There are many types of Supernovae that can be classified into the following categories :-
(This list is available here.)
Type 1A supernovae
• Their spectra show very little hydrogen and a lot of carbon; they also show silicon, calcium, and elements up to iron (due to fusion during the intense explosions).
• Astronomers believe this type of supernova results from a white dwarf (the carbon-oxygen remnant of a once Sun-like star) that has collected too much material for its internal pressure to withstand. Once its mass reaches 1.4 times that of our Sun, the white dwarf collapses, which causes its internal temperature to rapidly rise. Then, the carbon fuses, and the entire star explodes as a carbon-detonation supernova. The initial white dwarf can collect material from a company red giant star or from colliding with another white dwarf.
Type 1B supernovae
• Their spectra contain very little hydrogen; they also show helium.

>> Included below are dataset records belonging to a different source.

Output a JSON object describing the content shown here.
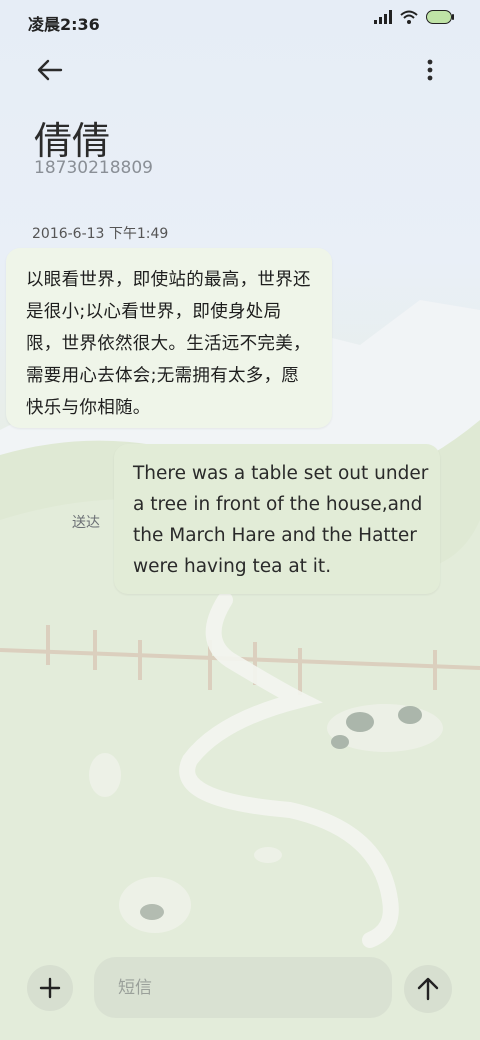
{
  "status_bar": {
    "time": "凌晨2:36",
    "icons": [
      "signal-icon",
      "wifi-icon",
      "battery-icon"
    ]
  },
  "header": {
    "back_icon": "back-arrow-icon",
    "more_icon": "more-vertical-icon",
    "contact_name": "倩倩",
    "contact_number": "18730218809"
  },
  "conversation": {
    "timestamp": "2016-6-13 下午1:49",
    "messages": [
      {
        "direction": "incoming",
        "text": "以眼看世界，即使站的最高，世界还是很小;以心看世界，即使身处局限，世界依然很大。生活远不完美，需要用心去体会;无需拥有太多，愿快乐与你相随。"
      },
      {
        "direction": "outgoing",
        "text": "There was a table set out under a tree in front of the house,and the March Hare and the Hatter were having tea at it.",
        "status": "送达"
      }
    ]
  },
  "composer": {
    "add_icon": "plus-icon",
    "placeholder": "短信",
    "send_icon": "arrow-up-icon"
  },
  "colors": {
    "incoming_bubble": "#eff5e9",
    "outgoing_bubble": "#e2ecd7",
    "input_background": "#d9e1d2"
  }
}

• Scientists think this type of supernova results from the death of a star at least 25 times the Sun’s mass. The star sheds material from its gaseous envelope late in its life (hence the lack of hydrogen in its spectrum). The star then implodes, bounces back, and explodes.
Type 1C supernovae
• Their spectra contain very little hydrogen or helium.

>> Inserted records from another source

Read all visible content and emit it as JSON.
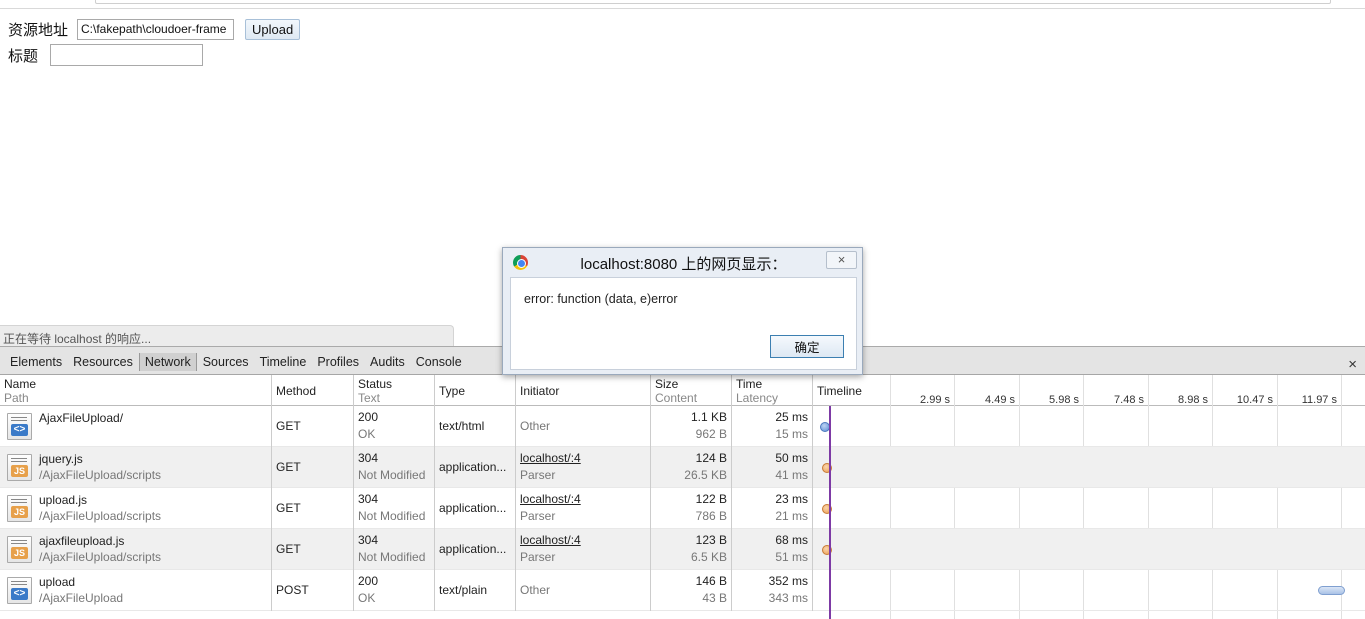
{
  "page": {
    "form": {
      "resource_label": "资源地址",
      "file_value": "C:\\fakepath\\cloudoer-frame",
      "upload_label": "Upload",
      "title_label": "标题",
      "title_value": ""
    },
    "status_text": "正在等待 localhost 的响应..."
  },
  "dialog": {
    "title": "localhost:8080 上的网页显示：",
    "message": "error: function (data, e)error",
    "ok_label": "确定",
    "close_glyph": "×"
  },
  "devtools": {
    "tabs": [
      "Elements",
      "Resources",
      "Network",
      "Sources",
      "Timeline",
      "Profiles",
      "Audits",
      "Console"
    ],
    "active_tab": "Network",
    "close_glyph": "×",
    "columns": {
      "name": "Name",
      "path": "Path",
      "method": "Method",
      "status": "Status",
      "text": "Text",
      "type": "Type",
      "initiator": "Initiator",
      "size": "Size",
      "content": "Content",
      "time": "Time",
      "latency": "Latency",
      "timeline": "Timeline"
    },
    "timeline_ticks": [
      "2.99 s",
      "4.49 s",
      "5.98 s",
      "7.48 s",
      "8.98 s",
      "10.47 s",
      "11.97 s"
    ],
    "requests": [
      {
        "name": "AjaxFileUpload/",
        "path": "",
        "icon": "html",
        "method": "GET",
        "status": "200",
        "status_text": "OK",
        "type": "text/html",
        "initiator": "Other",
        "initiator_sub": "",
        "size": "1.1 KB",
        "content": "962 B",
        "time": "25 ms",
        "latency": "15 ms"
      },
      {
        "name": "jquery.js",
        "path": "/AjaxFileUpload/scripts",
        "icon": "js",
        "method": "GET",
        "status": "304",
        "status_text": "Not Modified",
        "type": "application...",
        "initiator": "localhost/:4",
        "initiator_sub": "Parser",
        "size": "124 B",
        "content": "26.5 KB",
        "time": "50 ms",
        "latency": "41 ms"
      },
      {
        "name": "upload.js",
        "path": "/AjaxFileUpload/scripts",
        "icon": "js",
        "method": "GET",
        "status": "304",
        "status_text": "Not Modified",
        "type": "application...",
        "initiator": "localhost/:4",
        "initiator_sub": "Parser",
        "size": "122 B",
        "content": "786 B",
        "time": "23 ms",
        "latency": "21 ms"
      },
      {
        "name": "ajaxfileupload.js",
        "path": "/AjaxFileUpload/scripts",
        "icon": "js",
        "method": "GET",
        "status": "304",
        "status_text": "Not Modified",
        "type": "application...",
        "initiator": "localhost/:4",
        "initiator_sub": "Parser",
        "size": "123 B",
        "content": "6.5 KB",
        "time": "68 ms",
        "latency": "51 ms"
      },
      {
        "name": "upload",
        "path": "/AjaxFileUpload",
        "icon": "html",
        "method": "POST",
        "status": "200",
        "status_text": "OK",
        "type": "text/plain",
        "initiator": "Other",
        "initiator_sub": "",
        "size": "146 B",
        "content": "43 B",
        "time": "352 ms",
        "latency": "343 ms"
      }
    ]
  },
  "colors": {
    "timeline_marker": "#7d3aa5",
    "html_bar": "#5b8dd6",
    "js_bar": "#e99a4f"
  }
}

• Scientists believe this type forms like a type 1B supernova; collectively, these objects are called “stripped core-collapse supernovae.”
Type 2 supernovae
• This type of supernova has a lot of hydrogen and helium in its spectrum.

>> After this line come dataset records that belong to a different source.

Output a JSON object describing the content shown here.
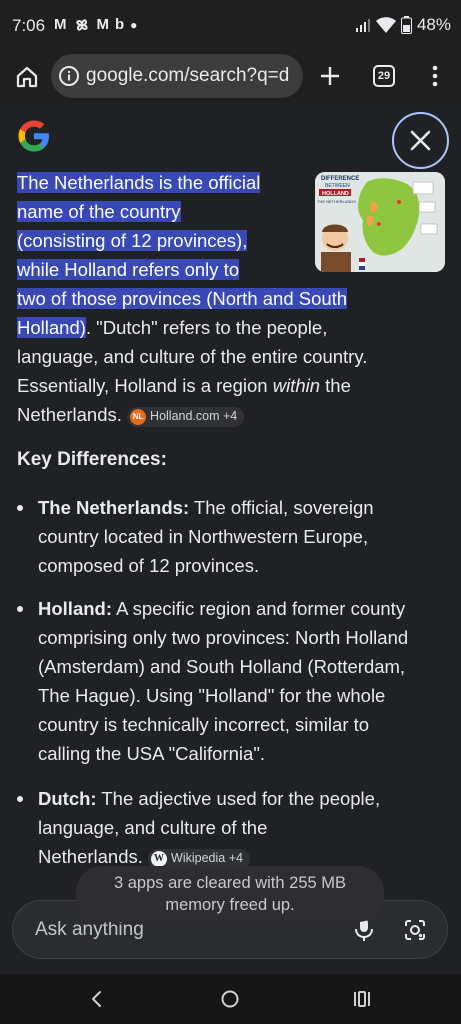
{
  "status_bar": {
    "time": "7:06",
    "notification_icons": [
      "gmail-icon",
      "pinwheel-icon",
      "gmail-icon",
      "bereal-icon",
      "dot-icon"
    ],
    "battery": "48%"
  },
  "browser": {
    "url": "google.com/search?q=d",
    "tab_count": "29"
  },
  "answer": {
    "highlighted_lines": [
      "The Netherlands is the official",
      "name of the country",
      "(consisting of 12 provinces),",
      "while Holland refers only to",
      "two of those provinces (North and South"
    ],
    "line6_highlight": "Holland)",
    "line6_rest": ". \"Dutch\" refers to the people,",
    "line7": "language, and culture of the entire country.",
    "line8_pre": "Essentially, Holland is a region ",
    "line8_em": "within",
    "line8_post": " the",
    "line9": "Netherlands.",
    "source_chip": {
      "badge": "NL",
      "label": "Holland.com +4"
    }
  },
  "thumbnail": {
    "title_line1": "DIFFERENCE",
    "title_line2": "BETWEEN",
    "title_line3": "HOLLAND",
    "title_line4": "THE NETHERLANDS"
  },
  "key_differences": {
    "title": "Key Differences:",
    "items": [
      {
        "term": "The Netherlands:",
        "lines": [
          " The official, sovereign",
          "country located in Northwestern Europe,",
          "composed of 12 provinces."
        ]
      },
      {
        "term": "Holland:",
        "lines": [
          " A specific region and former county",
          "comprising only two provinces: North Holland",
          "(Amsterdam) and South Holland (Rotterdam,",
          "The Hague). Using \"Holland\" for the whole",
          "country is technically incorrect, similar to",
          "calling the USA \"California\"."
        ]
      },
      {
        "term": "Dutch:",
        "lines": [
          " The adjective used for the people,",
          "language, and culture of the",
          "Netherlands."
        ],
        "chip": {
          "badge": "W",
          "label": "Wikipedia +4"
        }
      }
    ]
  },
  "toast": {
    "line1": "3 apps are cleared with 255 MB",
    "line2": "memory freed up."
  },
  "ask_bar": {
    "placeholder": "Ask anything"
  },
  "colors": {
    "highlight": "#3848b5",
    "background": "#202124",
    "close_ring": "#a8c7fa"
  }
}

• Astronomers think this type results from the death of a star larger than eight times our Sun’s mass. Such a star can fuse elements up to iron. Its core then heats up, implodes, and bounces back to explode, spewing heavy elements into space. The enormous explosion leaves behind a neutron star or a black hole, depending on the mass of the initial star. Type II supernovae are called “core collapse supernovae.”
(I found this here)
SUPERLUMINOUS SUPERNOVA (Hypernova): A burst 5 to 50 times more energetic than a supernova. A hypernova may or may not be associated with a powerful burst of gamma radiation.
So, What's the Question?
I was reading this article by NASA that showed that some scientists discovered what are suspected of being the remains of Hypernovae. This lead me to wonder how astronomers differentiate between Supernova remains and Hypernova remains.
- How do you know that the remnants of the explosion of a Star are of a Hypernova?
- What techniques and equipment are used to do so?
- What is the main difference between Supernovae and Hypernovae remains when it comes to observing them?